Here’s a choice observation from the ruling, which found little evidence that TriMet workers are under-compensated:
“In 2011 [TriMet received] 2,365 applicants for 83 bus operator positions. Even though TriMet trains its drivers internally and does not require prior driving experience, approximately 30% of its applicants are experienced bus drivers. … Similarly, TriMet attracted numerous qualified applicants for its service worker positions. … In 2011, TriMet had 1,100 applicants for 26 job vacancies. … TriMet’s turnover rate for bargaining unit employees has been less than 3% during each of the past four years.”
Here’s TriMet’s breakdown of the difference between the two “last best offers,” or LBOs. Here’s what union workers and retirees will have to pay for their medical costs, up from $5 co-pay on visits and prescriptions, a $0 deductible and a $1,000 out-of-pocket maximum:
- 10% co-pay
- $5 prescriptions or 20% of cost, whichever is greater
- $150/member or $450/family deductible
- No premium contribution
- Out-of-pocket maximum: $1,500
Here’s a nice look by the Oregonian at the man who made the decision. Nobody has covered this fight more closely than the O’s Joe Rose.
Union member and recent TriMet retiree Al Margulies says this is proof that the union should have never given up its right to strike.
Finally, as Willamette Week notes:
This ruling is only the latest skirmish in a long battle: This contract ends on Nov. 30, and the two sides, both unusually hostile, will return to the bargaining table then.
Update: comments from OPAL and Portland Transport.
Speaking for the region’s leading riders’ advocacy group, OPAL executive director Jonathan Ostar said the service cuts TriMet claims this victory averted have been subject to a sort of shell game:
“The public was led to believe all through the budget decision process that $5M of the $20M (eventually $19M) Contingency set-aside was to cover the potential adverse ruling at this arbitration decision. Now TriMet states that had the decision been adverse to the agency, it would have had to make additional cuts to service and potential raise fares again to cover the loss.

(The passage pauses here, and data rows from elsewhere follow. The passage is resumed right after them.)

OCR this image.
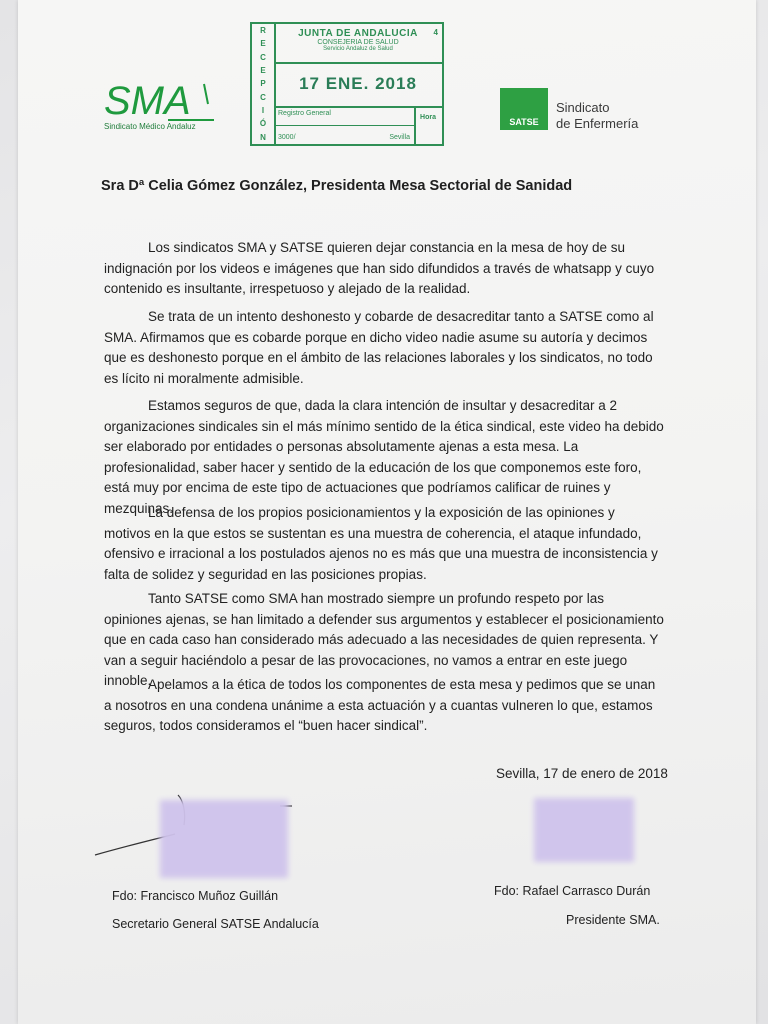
SMA
Sindicato Médico Andaluz
R
E
C
E
P
C
I
Ó
N
JUNTA DE ANDALUCIA
CONSEJERIA DE SALUD
Servicio Andaluz de Salud
4
17 ENE. 2018
Registro General
3000/	Sevilla
Hora	SATSE
Sindicato
de Enfermería
Sra Dª Celia Gómez González, Presidenta Mesa Sectorial de Sanidad
Los sindicatos SMA y SATSE quieren dejar constancia en la mesa de hoy de su indignación por los videos e imágenes que han sido difundidos a través de whatsapp y cuyo contenido es insultante, irrespetuoso y alejado de la realidad.
Se trata de un intento deshonesto y cobarde de desacreditar tanto a SATSE como al SMA. Afirmamos que es cobarde porque en dicho video nadie asume su autoría y decimos que es deshonesto porque en el ámbito de las relaciones laborales y los sindicatos, no todo es lícito ni moralmente admisible.
Estamos seguros de que, dada la clara intención de insultar y desacreditar a 2 organizaciones sindicales sin el más mínimo sentido de la ética sindical, este video ha debido ser elaborado por entidades o personas absolutamente ajenas a esta mesa. La profesionalidad, saber hacer y sentido de la educación de los que componemos este foro, está muy por encima de este tipo de actuaciones que podríamos calificar de ruines y mezquinas.
La defensa de los propios posicionamientos y la exposición de las opiniones y motivos en la que estos se sustentan es una muestra de coherencia, el ataque infundado, ofensivo e irracional a los postulados ajenos no es más que una muestra de inconsistencia y falta de solidez y seguridad en las posiciones propias.
Tanto SATSE como SMA han mostrado siempre un profundo respeto por las opiniones ajenas, se han limitado a defender sus argumentos y establecer el posicionamiento que en cada caso han considerado más adecuado a las necesidades de quien representa. Y van a seguir haciéndolo a pesar de las provocaciones, no vamos a entrar en este juego innoble.
Apelamos a la ética de todos los componentes de esta mesa y pedimos que se unan a nosotros en una condena unánime a esta actuación y a cuantas vulneren lo que, estamos seguros, todos consideramos el “buen hacer sindical”.
Sevilla, 17 de enero de 2018
Fdo: Francisco Muñoz Guillán
Secretario General SATSE Andalucía
Fdo: Rafael Carrasco Durán
Presidente SMA.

OPAL and Bus Riders Unite continue to ask TriMet for greater transparency and accountability in its decision-making, and to come clean with its extra conservative contingency cushion and budget shortfall projections. Only last week we learned that the Federal Surface Transportation bill, MAP-21, signed by President Obama, maintains current federal funding levels, despite TriMet’s stale prediction of a projected loss of $4M. We call on TriMet to immediately initiate plans to invest these savings back into service so we can get our region moving again and connect our transit riders to the opportunities they sorely need.”
This subject also comes up on a thoughtful thread at Portland Transport, which also includes an interesting proposal from planning student Zef Wagner: “I think TriMet badly needs to hire an auditor.”